Pietro Fusco, directeur van Cirio Agricola, een melkproducent met twee boerderijen in de buurt van Benevento in Zuid-Italië, zei dat de sector al gestresseerd was nadat hij twee jaar had moeten worstelen met de COVID-19 pandemie.

Hij zei dat zij overwogen de kudde minder voer te geven als eerste stap, maar dat zij uiteindelijk misschien gedwongen zullen zijn een deel van de dieren te slachten om het bedrijf draaiende te houden en banen en gezinnen te beschermen.

"Er is ook een probleem met het vervoer en daardoor de onmogelijkheid om op tijd over voorraden te beschikken," zei hij.

Maïs, of maïs, futures op de in Parijs gevestigde Euronext stegen eerder deze maand tot een record van 420 euro per ton, een stijging van ongeveer 50% sinds de inval van Rusland in Oekraïne.

Ook in Spanje, een belangrijke afnemer van Oekraïne, zijn de veevoervoorraden uitgeput geraakt.

Agustin de Prada, manager van de Spaanse veeboerenvereniging Asoprovac in Castilië en Leon, zei dat de kostenstijging brutaal was geweest en vragen deed rijzen over de levensvatbaarheid van de landbouwbedrijven.

"Als ik de dieren verkoop, zal ik er dan nieuwe inzetten? Nou, misschien niet, want dat kan ik niet, de rekensom klopt niet."

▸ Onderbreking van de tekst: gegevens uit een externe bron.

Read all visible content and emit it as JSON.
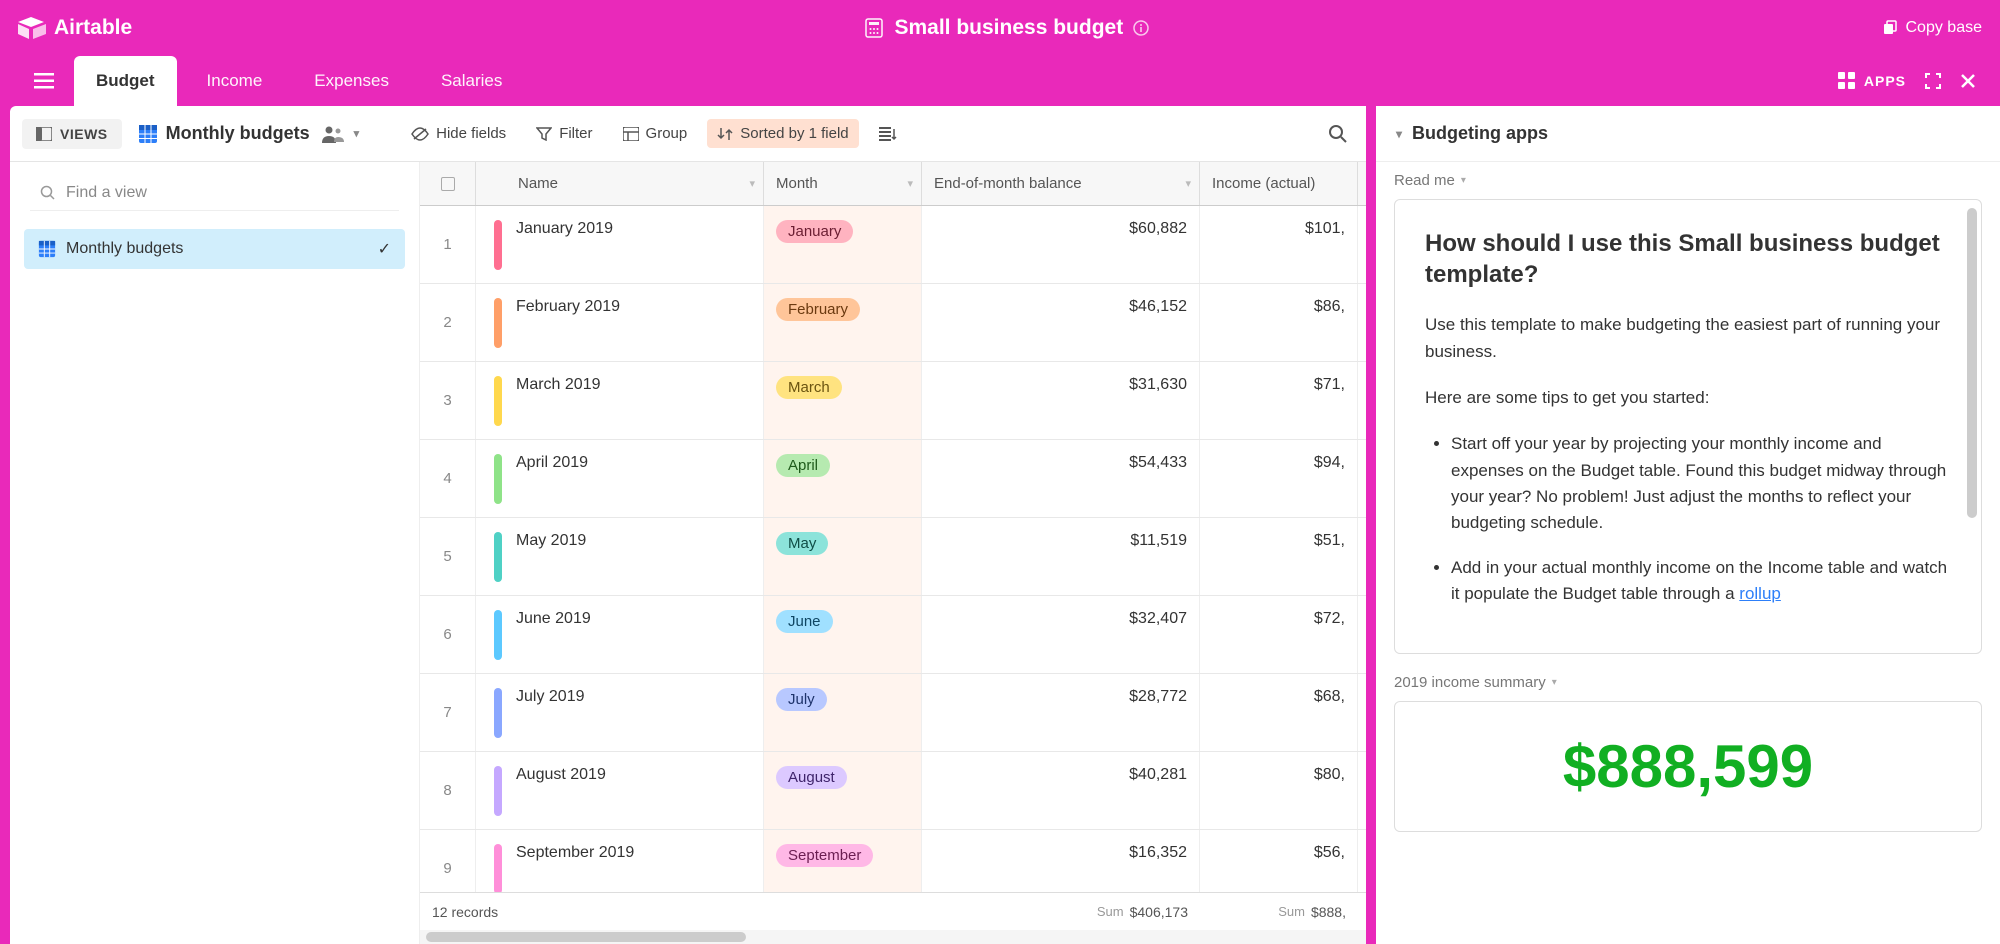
{
  "header": {
    "brand": "Airtable",
    "title": "Small business budget",
    "copy_base": "Copy base"
  },
  "tabs": [
    {
      "label": "Budget",
      "active": true
    },
    {
      "label": "Income",
      "active": false
    },
    {
      "label": "Expenses",
      "active": false
    },
    {
      "label": "Salaries",
      "active": false
    }
  ],
  "apps_label": "APPS",
  "toolbar": {
    "views": "VIEWS",
    "current_view": "Monthly budgets",
    "hide_fields": "Hide fields",
    "filter": "Filter",
    "group": "Group",
    "sorted": "Sorted by 1 field"
  },
  "sidebar": {
    "find_placeholder": "Find a view",
    "views": [
      {
        "label": "Monthly budgets",
        "active": true
      }
    ]
  },
  "grid": {
    "columns": [
      "Name",
      "Month",
      "End-of-month balance",
      "Income (actual)"
    ],
    "rows": [
      {
        "num": "1",
        "name": "January 2019",
        "month": "January",
        "balance": "$60,882",
        "income": "$101,",
        "bar": "#ff6f91",
        "pill_bg": "#ffb3c0",
        "pill_fg": "#6b1e32"
      },
      {
        "num": "2",
        "name": "February 2019",
        "month": "February",
        "balance": "$46,152",
        "income": "$86,",
        "bar": "#ff9f68",
        "pill_bg": "#ffc599",
        "pill_fg": "#6b3a10"
      },
      {
        "num": "3",
        "name": "March 2019",
        "month": "March",
        "balance": "$31,630",
        "income": "$71,",
        "bar": "#ffd84d",
        "pill_bg": "#ffe380",
        "pill_fg": "#6b5410"
      },
      {
        "num": "4",
        "name": "April 2019",
        "month": "April",
        "balance": "$54,433",
        "income": "$94,",
        "bar": "#8fe388",
        "pill_bg": "#b6eab0",
        "pill_fg": "#1e5a1a"
      },
      {
        "num": "5",
        "name": "May 2019",
        "month": "May",
        "balance": "$11,519",
        "income": "$51,",
        "bar": "#4fd1c5",
        "pill_bg": "#8ce3da",
        "pill_fg": "#0f4d46"
      },
      {
        "num": "6",
        "name": "June 2019",
        "month": "June",
        "balance": "$32,407",
        "income": "$72,",
        "bar": "#5cc9ff",
        "pill_bg": "#a0e0ff",
        "pill_fg": "#0f4663"
      },
      {
        "num": "7",
        "name": "July 2019",
        "month": "July",
        "balance": "$28,772",
        "income": "$68,",
        "bar": "#8aa7ff",
        "pill_bg": "#b8c8ff",
        "pill_fg": "#1e336b"
      },
      {
        "num": "8",
        "name": "August 2019",
        "month": "August",
        "balance": "$40,281",
        "income": "$80,",
        "bar": "#c5a8ff",
        "pill_bg": "#dcc9ff",
        "pill_fg": "#3f246b"
      },
      {
        "num": "9",
        "name": "September 2019",
        "month": "September",
        "balance": "$16,352",
        "income": "$56,",
        "bar": "#ff8fd9",
        "pill_bg": "#ffb8e6",
        "pill_fg": "#6b1e52"
      }
    ],
    "record_count": "12 records",
    "sum_label": "Sum",
    "balance_sum": "$406,173",
    "income_sum": "$888,"
  },
  "apps_panel": {
    "title": "Budgeting apps",
    "readme_label": "Read me",
    "readme": {
      "heading": "How should I use this Small business budget template?",
      "p1": "Use this template to make budgeting the easiest part of running your business.",
      "p2": "Here are some tips to get you started:",
      "li1": "Start off your year by projecting your monthly income and expenses on the Budget table. Found this budget midway through your year? No problem! Just adjust the months to reflect your budgeting schedule.",
      "li2_a": "Add in your actual monthly income on the Income table and watch it populate the Budget table through a ",
      "li2_link": "rollup"
    },
    "income_summary_label": "2019 income summary",
    "income_summary_value": "$888,599"
  }
}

De producenten voeren aan dat, willen zij overleven, de consumenten hogere prijzen moeten betalen voor produkten als vlees, melk en eieren, waardoor de voedselinflatie, die sinds het begin van de COVID-19 pandemie overal ter wereld een groot probleem is geworden, nog verder wordt aangewakkerd.

Emilio Rial, directeur van de Coren-groep, een reusachtige boerencoöperatie in Spanje, zei dat de kosten van de basisvoedselproductie met 40% waren gestegen.

"Wij zullen proberen het niet allemaal op de consument af te wentelen door met de grote supermarkten te onderhandelen, maar de prijzen zullen onvermijdelijk stijgen," zei hij.